Discipline is required. Structured routines help. The morning-work-afternoon-explore pattern provides a framework that balances productivity and lifestyle. But some weeks, lifestyle wins more often than it should.
Lombok works as a digital nomad base for the right person. If you need bulletproof internet, a large nomad community, diverse dining, and Bali-level co-working infrastructure, stay in Bali. If you want beautiful beaches, lower costs, fewer distractions (paradoxically, despite the temptation), and a more authentic Southeast Asian experience, Lombok delivers.
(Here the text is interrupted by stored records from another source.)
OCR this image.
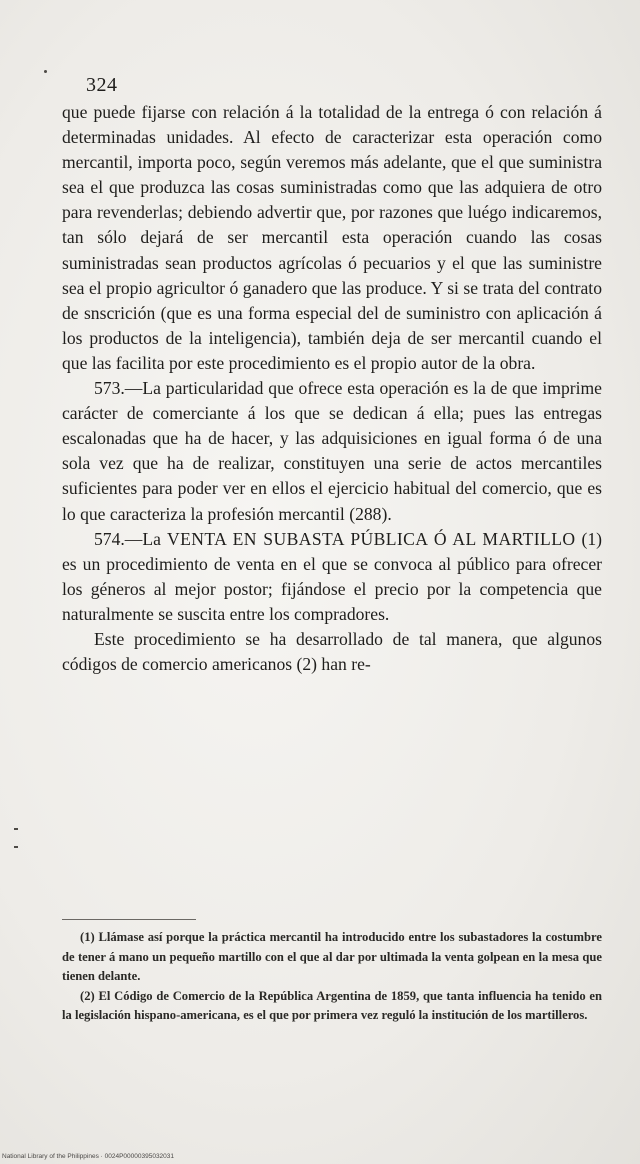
324

que puede fijarse con relación á la totalidad de la entrega ó con relación á determinadas unidades. Al efecto de caracterizar esta operación como mercantil, importa poco, según veremos más adelante, que el que suministra sea el que produzca las cosas suministradas como que las adquiera de otro para revenderlas; debiendo advertir que, por razones que luégo indicaremos, tan sólo dejará de ser mercantil esta operación cuando las cosas suministradas sean productos agrícolas ó pecuarios y el que las suministre sea el propio agricultor ó ganadero que las produce. Y si se trata del contrato de snscrición (que es una forma especial del de suministro con aplicación á los productos de la inteligencia), también deja de ser mercantil cuando el que las facilita por este procedimiento es el propio autor de la obra.

573.—La particularidad que ofrece esta operación es la de que imprime carácter de comerciante á los que se dedican á ella; pues las entregas escalonadas que ha de hacer, y las adquisiciones en igual forma ó de una sola vez que ha de realizar, constituyen una serie de actos mercantiles suficientes para poder ver en ellos el ejercicio habitual del comercio, que es lo que caracteriza la profesión mercantil (288).

574.—La VENTA EN SUBASTA PÚBLICA Ó AL MARTILLO (1) es un procedimiento de venta en el que se convoca al público para ofrecer los géneros al mejor postor; fijándose el precio por la competencia que naturalmente se suscita entre los compradores.

Este procedimiento se ha desarrollado de tal manera, que algunos códigos de comercio americanos (2) han re-

(1) Llámase así porque la práctica mercantil ha introducido entre los subastadores la costumbre de tener á mano un pequeño martillo con el que al dar por ultimada la venta golpean en la mesa que tienen delante.

(2) El Código de Comercio de la República Argentina de 1859, que tanta influencia ha tenido en la legislación hispano-americana, es el que por primera vez reguló la institución de los martilleros.

National Library of the Philippines · 0024P00000395032031
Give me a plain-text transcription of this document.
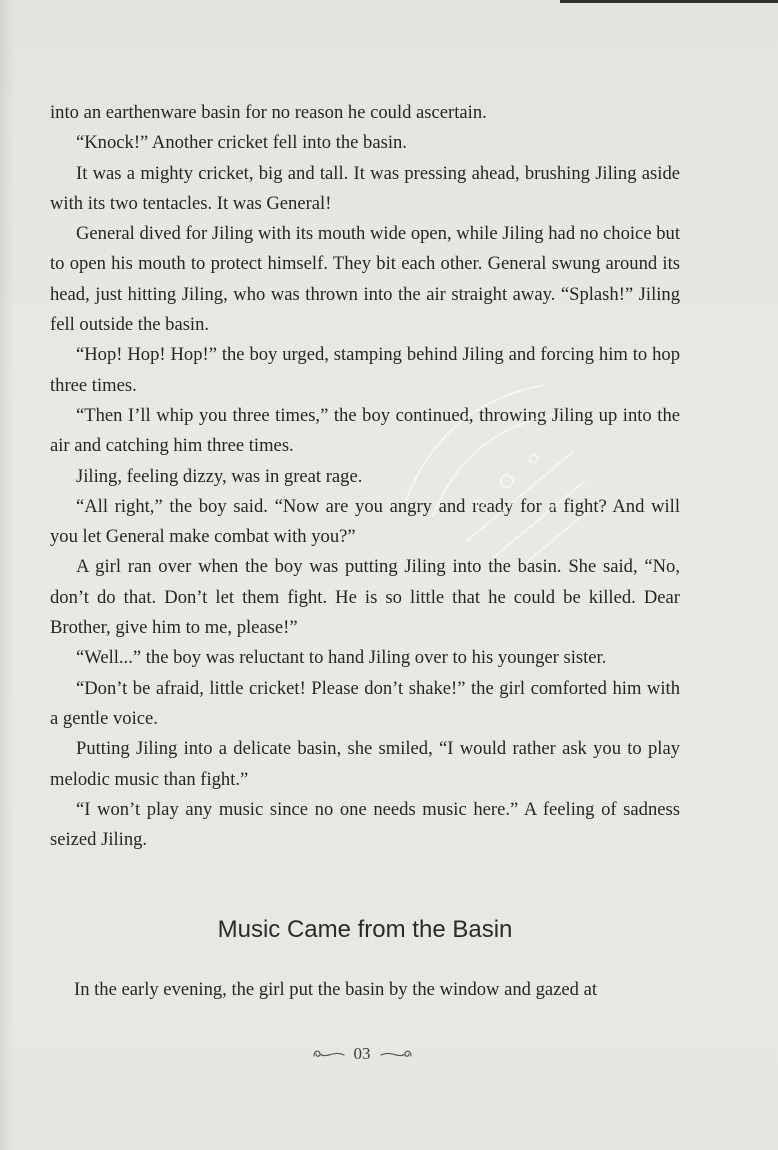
into an earthenware basin for no reason he could ascertain.

“Knock!” Another cricket fell into the basin.

It was a mighty cricket, big and tall. It was pressing ahead, brushing Jiling aside with its two tentacles. It was General!

General dived for Jiling with its mouth wide open, while Jiling had no choice but to open his mouth to protect himself. They bit each other. General swung around its head, just hitting Jiling, who was thrown into the air straight away. “Splash!” Jiling fell outside the basin.

“Hop! Hop! Hop!” the boy urged, stamping behind Jiling and forcing him to hop three times.

“Then I’ll whip you three times,” the boy continued, throwing Jiling up into the air and catching him three times.

Jiling, feeling dizzy, was in great rage.

“All right,” the boy said. “Now are you angry and ready for a fight? And will you let General make combat with you?”

A girl ran over when the boy was putting Jiling into the basin. She said, “No, don’t do that. Don’t let them fight. He is so little that he could be killed. Dear Brother, give him to me, please!”

“Well...” the boy was reluctant to hand Jiling over to his younger sister.

“Don’t be afraid, little cricket! Please don’t shake!” the girl comforted him with a gentle voice.

Putting Jiling into a delicate basin, she smiled, “I would rather ask you to play melodic music than fight.”

“I won’t play any music since no one needs music here.” A feeling of sadness seized Jiling.

Music Came from the Basin

In the early evening, the girl put the basin by the window and gazed at

03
A month is the right duration. Shorter stays do not allow the settling-in time needed to find your routine, your favorite warung, your preferred working spot. Longer stays risk the diminishing returns of any single location.
The optimal approach: spend a month in Lombok, then compare to a month in Bali. Most nomads I met were doing exactly this — bouncing between the two islands, enjoying each for its distinct strengths. The two-island lifestyle, accessible via a 25-minute flight, offers the best of both worlds.